ARTICLE VIII - AMENDMENTS

These by-laws may be amended or repealed by an affirmative vote of 3/4 of the total number of the Board of Directors at a regularly scheduled meeting or a special meeting called with four (4) days’ notice.

ARTICLE IX- COMMITTEES

The Board of Directors shall have a standing Budget and Finance Committee.  The Committee shall consider the financial resources and obligations of the organization, establish a budget, and recommend on financial matters.

Special Committees may be established by a majority vote of the Board of Directors.
 

ARTICLE X - FINANCIAL POLICY

The Budget and Finance Committee shall establish the financial needs of the League. All money is to be spent in the best interest of the girls in the League and with a majority vote of the Board of Directors. Since the League is a tax exempt, non-profit organization, and in the event that it dissolves, all funds shall revert to a charitable or non-profit organization to be agreed upon by the Board of Directors, or its remaining members.
 

ARTICLE XI - THE COMPLEX

Section 1: The Fields at Gaylord, known as the Complex, shall be for the benefit of the League, to manage, promote and monitor said League. Any expansion or additions to the Complex will be with the expressed written permission of Gaylord Hospital without exception.
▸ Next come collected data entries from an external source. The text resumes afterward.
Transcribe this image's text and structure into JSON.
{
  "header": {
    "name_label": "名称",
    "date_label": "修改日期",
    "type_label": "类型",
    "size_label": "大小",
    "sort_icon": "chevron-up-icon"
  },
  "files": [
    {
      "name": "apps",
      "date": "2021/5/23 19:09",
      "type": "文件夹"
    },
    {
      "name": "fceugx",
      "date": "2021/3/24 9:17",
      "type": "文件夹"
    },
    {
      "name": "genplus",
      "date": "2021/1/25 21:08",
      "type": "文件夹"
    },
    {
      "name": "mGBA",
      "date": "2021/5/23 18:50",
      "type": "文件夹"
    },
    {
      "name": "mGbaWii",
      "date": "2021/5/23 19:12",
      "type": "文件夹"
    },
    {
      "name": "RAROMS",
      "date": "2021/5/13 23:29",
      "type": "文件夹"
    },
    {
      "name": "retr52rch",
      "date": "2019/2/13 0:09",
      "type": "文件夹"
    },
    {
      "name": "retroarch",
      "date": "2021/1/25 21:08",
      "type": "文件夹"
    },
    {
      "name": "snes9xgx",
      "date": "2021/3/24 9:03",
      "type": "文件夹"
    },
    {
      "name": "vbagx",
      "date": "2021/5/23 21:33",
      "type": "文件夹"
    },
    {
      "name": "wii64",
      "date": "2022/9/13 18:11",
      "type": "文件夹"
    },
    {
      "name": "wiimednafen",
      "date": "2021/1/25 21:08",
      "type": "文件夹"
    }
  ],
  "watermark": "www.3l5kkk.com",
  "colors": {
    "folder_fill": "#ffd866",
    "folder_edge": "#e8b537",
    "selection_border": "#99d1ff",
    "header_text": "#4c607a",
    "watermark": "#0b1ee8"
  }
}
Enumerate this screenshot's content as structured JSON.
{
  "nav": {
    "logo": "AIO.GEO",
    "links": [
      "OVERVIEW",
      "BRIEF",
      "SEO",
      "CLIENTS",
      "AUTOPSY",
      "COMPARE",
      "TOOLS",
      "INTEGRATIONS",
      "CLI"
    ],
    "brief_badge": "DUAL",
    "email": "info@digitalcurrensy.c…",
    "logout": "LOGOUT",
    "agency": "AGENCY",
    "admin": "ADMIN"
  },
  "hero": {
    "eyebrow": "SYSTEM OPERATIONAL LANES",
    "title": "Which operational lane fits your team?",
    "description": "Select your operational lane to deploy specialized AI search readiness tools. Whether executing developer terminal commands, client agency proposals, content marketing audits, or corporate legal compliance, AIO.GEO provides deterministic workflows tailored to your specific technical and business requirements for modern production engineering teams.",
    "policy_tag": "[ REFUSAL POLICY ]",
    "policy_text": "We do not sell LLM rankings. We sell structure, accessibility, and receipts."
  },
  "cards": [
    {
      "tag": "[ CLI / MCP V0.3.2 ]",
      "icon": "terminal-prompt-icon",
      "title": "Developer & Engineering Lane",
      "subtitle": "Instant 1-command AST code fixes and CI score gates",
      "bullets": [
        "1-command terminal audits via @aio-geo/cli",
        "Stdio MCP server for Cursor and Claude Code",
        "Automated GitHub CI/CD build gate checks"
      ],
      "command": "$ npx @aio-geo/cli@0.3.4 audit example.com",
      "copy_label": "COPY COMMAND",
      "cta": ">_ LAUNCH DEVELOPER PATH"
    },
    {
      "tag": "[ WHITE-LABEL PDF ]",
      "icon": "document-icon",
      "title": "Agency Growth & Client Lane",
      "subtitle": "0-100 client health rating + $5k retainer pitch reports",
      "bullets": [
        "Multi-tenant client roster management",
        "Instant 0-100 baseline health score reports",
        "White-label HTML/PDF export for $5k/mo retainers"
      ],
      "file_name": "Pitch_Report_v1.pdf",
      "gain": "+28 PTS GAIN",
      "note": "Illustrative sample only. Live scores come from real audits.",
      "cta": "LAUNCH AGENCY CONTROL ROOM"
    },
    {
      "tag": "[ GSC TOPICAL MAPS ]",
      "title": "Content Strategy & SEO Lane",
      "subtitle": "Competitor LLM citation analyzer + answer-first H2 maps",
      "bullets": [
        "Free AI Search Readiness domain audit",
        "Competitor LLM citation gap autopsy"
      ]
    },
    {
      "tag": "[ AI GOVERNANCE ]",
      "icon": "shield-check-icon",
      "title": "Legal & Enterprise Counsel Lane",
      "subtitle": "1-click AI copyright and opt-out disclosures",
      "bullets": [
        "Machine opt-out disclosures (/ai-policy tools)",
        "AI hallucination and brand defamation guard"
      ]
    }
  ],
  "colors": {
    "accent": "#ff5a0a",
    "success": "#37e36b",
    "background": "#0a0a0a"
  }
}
Section 2: Annually, the League President or his/her assigned shall enter into an extension of contract for usage. Without exception, all or as many as possible games shall be held at the Complex.

Section 3: The Concession Stand will come under the Board of Directors or its designee. Weekly or as needed, inventory, purchases, bank deposits shall be performed. The concession stand will be manned by parent volunteers by team based on a schedule developed by the Board of Directors or its designee.

Section 4: Out of League activities non-league participants, such as non-league tournaments etc., will be addressed through Article X Section 1, and approved by the Board of Directors. A contract must be in place to include but not limited to dates, fees, responsibilities, and proof of insurance.

Section 5: Utilities must be turned on and turned off seasonally with the coordination of the Wallingford Water Division. All pipes must be drained and winterized.
 

ARTICLE XII - GENERAL RULES

The rules of parliamentary practice comprised in Robert's Rules of Order Newly Revised shall govern the procedures of the Executive Committee of the League, subject to the special rules which have been or may be adopted.
 

ARTICLE XIII- ELECTRONIC COMMUNICATION

The Board of Directors shall be authorized to meet by telephone conference or through other electronic communications media so long as all the members can simultaneously hear each other and participate during the meeting.

Voting via email or other electronic means is allowed.  However, for a motion to pass, the vote must be unanimously in favor of the motion and ¾ of the Board of Directors must participate in the vote.  The voting period must be a minimum of 48 hours.